The Cha cha cha was created by Enrique Jorrín in 1948. Enrique Jorrín is a Cuban violinist and orchestra director who, as a result of his experimentation with the danzón’s form, melody and rhythm, created the cha-cha-cha.
The story on how the name came into being was with the help of the
dancers. As the dancers moved their feet to this new rhythm, it had the
sound of cha-cha-cha. From this sound the name was born.
The Cha-cha-cha is usually danced not to fast and not to slow. This makes it a dance for a more broader public.
Compared to the mambo, which is often faster and has more complex rhythms, the Cha-cha-cha is easier to grasp.
On the video below you can learn the basic elements of the Cha-cha-cha.
The cha cha has a 4/4 timing (4 beats per bar).
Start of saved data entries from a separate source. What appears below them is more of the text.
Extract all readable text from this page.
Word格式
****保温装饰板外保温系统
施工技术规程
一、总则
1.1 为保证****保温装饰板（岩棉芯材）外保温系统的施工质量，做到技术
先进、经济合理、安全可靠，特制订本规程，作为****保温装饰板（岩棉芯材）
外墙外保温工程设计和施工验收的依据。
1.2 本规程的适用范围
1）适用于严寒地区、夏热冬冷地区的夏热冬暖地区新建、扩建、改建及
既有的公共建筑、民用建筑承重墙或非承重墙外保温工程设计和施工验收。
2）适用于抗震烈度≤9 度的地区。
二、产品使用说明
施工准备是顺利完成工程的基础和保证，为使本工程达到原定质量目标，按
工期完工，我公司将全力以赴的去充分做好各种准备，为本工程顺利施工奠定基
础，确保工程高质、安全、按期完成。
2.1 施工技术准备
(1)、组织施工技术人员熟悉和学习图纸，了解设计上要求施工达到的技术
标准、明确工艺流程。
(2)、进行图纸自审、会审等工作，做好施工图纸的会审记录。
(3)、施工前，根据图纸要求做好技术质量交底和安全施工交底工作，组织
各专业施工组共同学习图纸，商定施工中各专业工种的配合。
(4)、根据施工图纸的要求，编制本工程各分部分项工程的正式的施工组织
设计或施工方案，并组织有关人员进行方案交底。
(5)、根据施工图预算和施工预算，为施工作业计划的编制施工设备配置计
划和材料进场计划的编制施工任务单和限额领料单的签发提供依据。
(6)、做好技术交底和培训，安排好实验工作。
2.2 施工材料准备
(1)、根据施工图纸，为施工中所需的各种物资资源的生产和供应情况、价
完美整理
The steps used to dance the cha cha are simple and easy to follow: The Cha cha represents the quick beats in the music that correspond with the steps in the dance. It represents the few quick steps on the 3rd and 4th beat.
It is also possible to start counting from the 2nd beat of the music. This is often preferred by dancers who prefer to dance mambo on2 (Salsa New York Style).
The open position of the dancers is typical for the Cha-cha-cha. The dance derives from the mambo, which is why all mambo moves can be done when dancing the cha-cha-cha.
Despite the fact that figures are similar in both dances, generally the cha-cha-cha is a slower and more elegant dance than the mambo.